Re-Restoration - I obtained CSR-5 SN:394 around 2010 from fellow ham and collector NU6AM. The receiver had been cosmetically restored earlier by K6DGH, who had had the cabinet and panel powder-coated in a brownish-gray color that was substantially darker than the beige wrinkle that has been found on many CSR-5 receivers. NU6AM, Jim, had obtained the receiver in "unfinished" condition and needing some electronic work. Jim did a "re-cap" job that was not particularly sympathetic using "yellow jackets" and IC electrolytics. I believe that Jim wasn't too impressed with the finished CSR-5 performance and that's why he eventually sold it to me. At that time, I repainted the dial escutcheon black wrinkle finish because it had been flat black with white rub-on "block" letters that weren't original (and were obviously an amateur application.) I also made new cables for the power supply to receiver hook-up since the cables that had been used were made from very small gauge wires that didn't look sufficient to provide the power supply connections without a substantial voltage drop. I didn't do anything else to the receiver except use it for a short time and then put it on display in the Western Historic Radio Museum in Virginia City, Nevada.
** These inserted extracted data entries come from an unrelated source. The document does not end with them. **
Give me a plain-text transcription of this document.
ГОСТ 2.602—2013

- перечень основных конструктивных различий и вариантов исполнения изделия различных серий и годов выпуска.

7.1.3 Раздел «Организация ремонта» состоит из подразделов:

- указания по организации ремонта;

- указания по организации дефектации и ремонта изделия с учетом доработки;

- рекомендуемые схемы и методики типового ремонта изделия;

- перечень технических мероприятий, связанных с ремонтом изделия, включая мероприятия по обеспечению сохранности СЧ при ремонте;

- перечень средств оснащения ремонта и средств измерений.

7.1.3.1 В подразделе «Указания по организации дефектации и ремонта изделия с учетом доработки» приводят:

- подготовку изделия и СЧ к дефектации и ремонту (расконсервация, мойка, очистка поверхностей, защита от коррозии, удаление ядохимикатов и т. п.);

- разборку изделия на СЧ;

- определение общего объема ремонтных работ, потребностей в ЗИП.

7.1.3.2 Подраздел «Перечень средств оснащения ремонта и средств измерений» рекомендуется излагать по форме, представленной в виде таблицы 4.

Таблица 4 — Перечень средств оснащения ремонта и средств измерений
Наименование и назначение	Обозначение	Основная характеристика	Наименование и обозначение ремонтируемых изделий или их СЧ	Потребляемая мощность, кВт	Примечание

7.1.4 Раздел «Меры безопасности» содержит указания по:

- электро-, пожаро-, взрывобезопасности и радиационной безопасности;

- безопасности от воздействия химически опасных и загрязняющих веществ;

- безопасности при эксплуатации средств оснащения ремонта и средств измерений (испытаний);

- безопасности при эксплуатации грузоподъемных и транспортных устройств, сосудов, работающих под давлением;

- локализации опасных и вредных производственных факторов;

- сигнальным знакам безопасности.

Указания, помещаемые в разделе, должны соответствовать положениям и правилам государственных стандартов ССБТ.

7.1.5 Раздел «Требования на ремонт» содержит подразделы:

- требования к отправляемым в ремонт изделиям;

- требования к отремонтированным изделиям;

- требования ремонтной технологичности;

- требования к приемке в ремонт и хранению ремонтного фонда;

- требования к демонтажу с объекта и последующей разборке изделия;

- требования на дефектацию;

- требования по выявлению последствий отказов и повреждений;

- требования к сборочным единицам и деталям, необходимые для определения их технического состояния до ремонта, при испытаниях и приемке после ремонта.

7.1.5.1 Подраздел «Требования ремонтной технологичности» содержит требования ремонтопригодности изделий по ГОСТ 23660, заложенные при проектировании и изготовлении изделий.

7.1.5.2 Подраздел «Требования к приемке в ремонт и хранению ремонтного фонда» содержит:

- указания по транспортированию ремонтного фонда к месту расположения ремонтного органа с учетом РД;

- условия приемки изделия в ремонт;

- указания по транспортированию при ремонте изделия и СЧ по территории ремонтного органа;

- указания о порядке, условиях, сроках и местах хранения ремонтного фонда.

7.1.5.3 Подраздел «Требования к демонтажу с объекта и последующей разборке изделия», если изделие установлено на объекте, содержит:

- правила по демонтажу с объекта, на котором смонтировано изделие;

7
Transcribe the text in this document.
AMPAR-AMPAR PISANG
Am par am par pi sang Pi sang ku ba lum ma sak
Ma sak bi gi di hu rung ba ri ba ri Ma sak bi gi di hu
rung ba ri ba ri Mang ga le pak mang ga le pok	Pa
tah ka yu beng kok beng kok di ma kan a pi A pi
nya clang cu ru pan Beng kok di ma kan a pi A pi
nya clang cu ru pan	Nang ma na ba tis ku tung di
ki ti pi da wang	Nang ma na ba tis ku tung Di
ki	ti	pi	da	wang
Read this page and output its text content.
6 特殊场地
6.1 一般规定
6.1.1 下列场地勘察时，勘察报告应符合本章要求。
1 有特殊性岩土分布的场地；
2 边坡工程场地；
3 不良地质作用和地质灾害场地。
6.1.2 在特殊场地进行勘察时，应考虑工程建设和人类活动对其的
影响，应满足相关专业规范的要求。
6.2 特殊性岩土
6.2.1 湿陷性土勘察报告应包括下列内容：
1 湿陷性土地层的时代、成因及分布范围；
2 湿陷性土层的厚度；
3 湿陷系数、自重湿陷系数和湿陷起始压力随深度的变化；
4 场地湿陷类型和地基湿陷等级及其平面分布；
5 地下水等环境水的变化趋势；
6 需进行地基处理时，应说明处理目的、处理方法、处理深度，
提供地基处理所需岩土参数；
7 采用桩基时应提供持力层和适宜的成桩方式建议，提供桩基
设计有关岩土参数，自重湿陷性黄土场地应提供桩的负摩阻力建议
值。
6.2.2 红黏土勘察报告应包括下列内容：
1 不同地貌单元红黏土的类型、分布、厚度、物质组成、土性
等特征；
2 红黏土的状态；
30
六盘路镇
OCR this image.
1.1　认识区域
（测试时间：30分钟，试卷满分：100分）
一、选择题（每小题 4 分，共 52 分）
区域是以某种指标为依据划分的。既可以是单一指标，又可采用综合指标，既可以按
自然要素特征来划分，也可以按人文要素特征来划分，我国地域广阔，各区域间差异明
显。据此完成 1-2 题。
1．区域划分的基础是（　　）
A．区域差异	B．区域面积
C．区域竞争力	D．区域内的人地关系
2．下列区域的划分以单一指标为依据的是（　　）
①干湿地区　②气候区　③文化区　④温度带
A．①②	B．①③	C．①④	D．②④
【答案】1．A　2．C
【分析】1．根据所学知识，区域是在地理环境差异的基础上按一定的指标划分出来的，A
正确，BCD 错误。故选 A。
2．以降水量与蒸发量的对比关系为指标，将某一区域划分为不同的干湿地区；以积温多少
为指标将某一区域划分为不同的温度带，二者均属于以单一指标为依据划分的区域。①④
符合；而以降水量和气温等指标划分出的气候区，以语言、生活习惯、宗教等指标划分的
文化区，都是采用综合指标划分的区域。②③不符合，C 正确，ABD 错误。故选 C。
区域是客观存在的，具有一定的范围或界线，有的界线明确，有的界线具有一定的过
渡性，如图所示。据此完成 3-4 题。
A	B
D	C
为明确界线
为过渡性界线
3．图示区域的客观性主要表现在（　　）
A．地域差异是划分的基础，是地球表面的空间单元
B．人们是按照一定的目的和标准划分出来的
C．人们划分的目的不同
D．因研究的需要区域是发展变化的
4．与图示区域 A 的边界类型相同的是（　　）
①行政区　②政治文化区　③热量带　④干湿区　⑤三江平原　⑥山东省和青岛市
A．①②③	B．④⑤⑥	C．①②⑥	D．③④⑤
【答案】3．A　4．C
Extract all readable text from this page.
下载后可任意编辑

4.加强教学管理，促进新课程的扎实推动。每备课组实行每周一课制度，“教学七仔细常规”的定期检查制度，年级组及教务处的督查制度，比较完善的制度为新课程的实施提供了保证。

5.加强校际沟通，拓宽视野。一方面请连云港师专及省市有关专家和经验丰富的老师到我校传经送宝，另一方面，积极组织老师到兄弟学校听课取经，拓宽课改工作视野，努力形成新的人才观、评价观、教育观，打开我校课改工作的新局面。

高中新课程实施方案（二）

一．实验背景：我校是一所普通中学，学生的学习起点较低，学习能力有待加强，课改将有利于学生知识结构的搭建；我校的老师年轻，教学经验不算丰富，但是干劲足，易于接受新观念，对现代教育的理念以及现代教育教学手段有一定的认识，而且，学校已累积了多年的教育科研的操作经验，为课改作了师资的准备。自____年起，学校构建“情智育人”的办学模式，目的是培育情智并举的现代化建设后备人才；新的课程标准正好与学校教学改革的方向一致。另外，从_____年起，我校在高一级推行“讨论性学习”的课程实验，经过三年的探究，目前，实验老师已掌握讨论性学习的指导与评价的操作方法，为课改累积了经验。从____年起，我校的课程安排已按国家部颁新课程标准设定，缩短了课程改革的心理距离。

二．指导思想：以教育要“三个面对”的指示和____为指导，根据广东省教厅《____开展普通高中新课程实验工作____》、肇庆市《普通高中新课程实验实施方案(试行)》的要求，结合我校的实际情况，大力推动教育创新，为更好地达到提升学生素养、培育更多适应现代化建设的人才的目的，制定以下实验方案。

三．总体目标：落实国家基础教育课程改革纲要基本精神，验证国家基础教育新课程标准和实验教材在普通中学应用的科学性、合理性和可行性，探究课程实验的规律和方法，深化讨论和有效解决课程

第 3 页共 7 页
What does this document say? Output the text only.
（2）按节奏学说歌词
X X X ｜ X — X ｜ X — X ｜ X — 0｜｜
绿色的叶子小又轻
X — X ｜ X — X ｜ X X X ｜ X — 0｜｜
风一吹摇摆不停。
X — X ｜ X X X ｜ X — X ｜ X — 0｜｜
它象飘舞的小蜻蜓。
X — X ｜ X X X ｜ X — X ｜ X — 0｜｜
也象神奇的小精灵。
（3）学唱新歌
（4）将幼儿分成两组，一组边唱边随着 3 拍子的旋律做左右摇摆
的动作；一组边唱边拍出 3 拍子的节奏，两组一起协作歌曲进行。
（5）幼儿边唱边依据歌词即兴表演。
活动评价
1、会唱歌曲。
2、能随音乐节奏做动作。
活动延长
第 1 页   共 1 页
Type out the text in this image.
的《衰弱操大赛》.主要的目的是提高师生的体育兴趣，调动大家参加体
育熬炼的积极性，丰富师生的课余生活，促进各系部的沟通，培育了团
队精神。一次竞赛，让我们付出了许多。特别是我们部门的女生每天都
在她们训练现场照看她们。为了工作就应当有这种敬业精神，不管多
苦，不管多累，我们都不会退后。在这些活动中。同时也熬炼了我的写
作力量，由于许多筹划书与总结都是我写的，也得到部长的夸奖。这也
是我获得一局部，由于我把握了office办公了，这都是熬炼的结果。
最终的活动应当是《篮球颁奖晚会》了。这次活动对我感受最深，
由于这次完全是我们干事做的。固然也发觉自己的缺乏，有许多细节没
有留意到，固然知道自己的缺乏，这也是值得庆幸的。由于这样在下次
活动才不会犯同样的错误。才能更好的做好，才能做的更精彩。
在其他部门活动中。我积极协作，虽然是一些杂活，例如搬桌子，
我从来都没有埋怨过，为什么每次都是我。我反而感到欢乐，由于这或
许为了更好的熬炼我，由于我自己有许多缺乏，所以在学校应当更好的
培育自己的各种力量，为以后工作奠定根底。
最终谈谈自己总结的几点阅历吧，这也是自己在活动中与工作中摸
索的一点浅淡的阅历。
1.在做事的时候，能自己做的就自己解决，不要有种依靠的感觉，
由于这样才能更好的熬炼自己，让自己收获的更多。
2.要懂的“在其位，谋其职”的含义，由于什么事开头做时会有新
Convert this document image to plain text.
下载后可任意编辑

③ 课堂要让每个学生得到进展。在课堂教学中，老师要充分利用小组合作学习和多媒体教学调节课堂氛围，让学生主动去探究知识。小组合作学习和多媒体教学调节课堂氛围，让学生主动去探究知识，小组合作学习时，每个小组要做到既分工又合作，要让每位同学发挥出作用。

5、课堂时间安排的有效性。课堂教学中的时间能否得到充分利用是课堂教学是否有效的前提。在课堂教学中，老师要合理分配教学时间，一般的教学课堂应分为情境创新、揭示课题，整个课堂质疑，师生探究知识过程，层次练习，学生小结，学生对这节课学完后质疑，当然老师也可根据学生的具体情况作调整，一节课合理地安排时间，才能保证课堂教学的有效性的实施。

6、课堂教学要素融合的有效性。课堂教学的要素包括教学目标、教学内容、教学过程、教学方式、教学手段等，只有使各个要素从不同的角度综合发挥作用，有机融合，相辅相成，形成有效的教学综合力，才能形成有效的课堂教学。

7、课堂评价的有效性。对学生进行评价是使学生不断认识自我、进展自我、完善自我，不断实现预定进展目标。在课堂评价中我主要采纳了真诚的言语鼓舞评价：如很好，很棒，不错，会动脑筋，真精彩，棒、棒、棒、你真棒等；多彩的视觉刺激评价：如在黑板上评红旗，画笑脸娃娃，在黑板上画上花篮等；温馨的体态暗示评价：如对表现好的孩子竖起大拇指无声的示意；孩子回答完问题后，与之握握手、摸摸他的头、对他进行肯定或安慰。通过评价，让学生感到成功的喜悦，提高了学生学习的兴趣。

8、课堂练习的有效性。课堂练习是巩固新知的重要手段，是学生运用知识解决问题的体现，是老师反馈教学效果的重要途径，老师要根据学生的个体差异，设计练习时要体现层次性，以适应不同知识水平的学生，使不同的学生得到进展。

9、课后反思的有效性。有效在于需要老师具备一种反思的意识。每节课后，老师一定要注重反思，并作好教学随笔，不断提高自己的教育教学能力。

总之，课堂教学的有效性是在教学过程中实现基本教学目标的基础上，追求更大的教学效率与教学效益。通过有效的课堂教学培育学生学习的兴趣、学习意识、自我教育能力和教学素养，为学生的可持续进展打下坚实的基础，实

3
Fast-forward to 2020,...I had closed WHRM in 2012 and moved to Dayton, Nevada. The CSR-5 had been stored from the past seven and a half years in my "cool room" in the shop in Dayton (a well-insulated storage room where the temp extremes are from 30F to maybe 75F.) I had just recently gone through a Marconi R1155 and its impressive multi-colored arc'd dial got me interested in that large multi-colored dial on the Canadian Marconi receiver. I had to extract it from the "cool room" and bring it to the upstairs radio repair location to take a better look at it and reacquaint myself with how it performed. The CSR-5 still worked as it had,...okay, but seeming like it could do much better. The tubes tested okay but the band switch was very erratic and needed cleaning with DeOxit and a small brush. All controls were given the DeOxit treatment. The split-gears in the tuning gear box were stuck together so a flush with WD-40 loosened them and that eliminated the backlash. The BFO and NL toggle switches seemed non-functional but a "spray down the barrel" with DeOxit cleared up the internal oxidation that was causing the problem. I was sure that neither of the former owners had performed an alignment. If a full IF/RF alignment hasn't been performed, doing one will certainly improve performance significantly. The IF adjustments and RF L adjustments all have lock-nuts so be sure to loosen when adjusting and snug-up when finished (while watching the output meter to verify that the adjustment doesn't change with lock-nut tightening.) With this CSR-5, all of the alignment adjustments were far enough out that quite a bit of improvement was gained by the procedure, especially the tracking which now easily meets the 0.5% accuracy tolerance specification.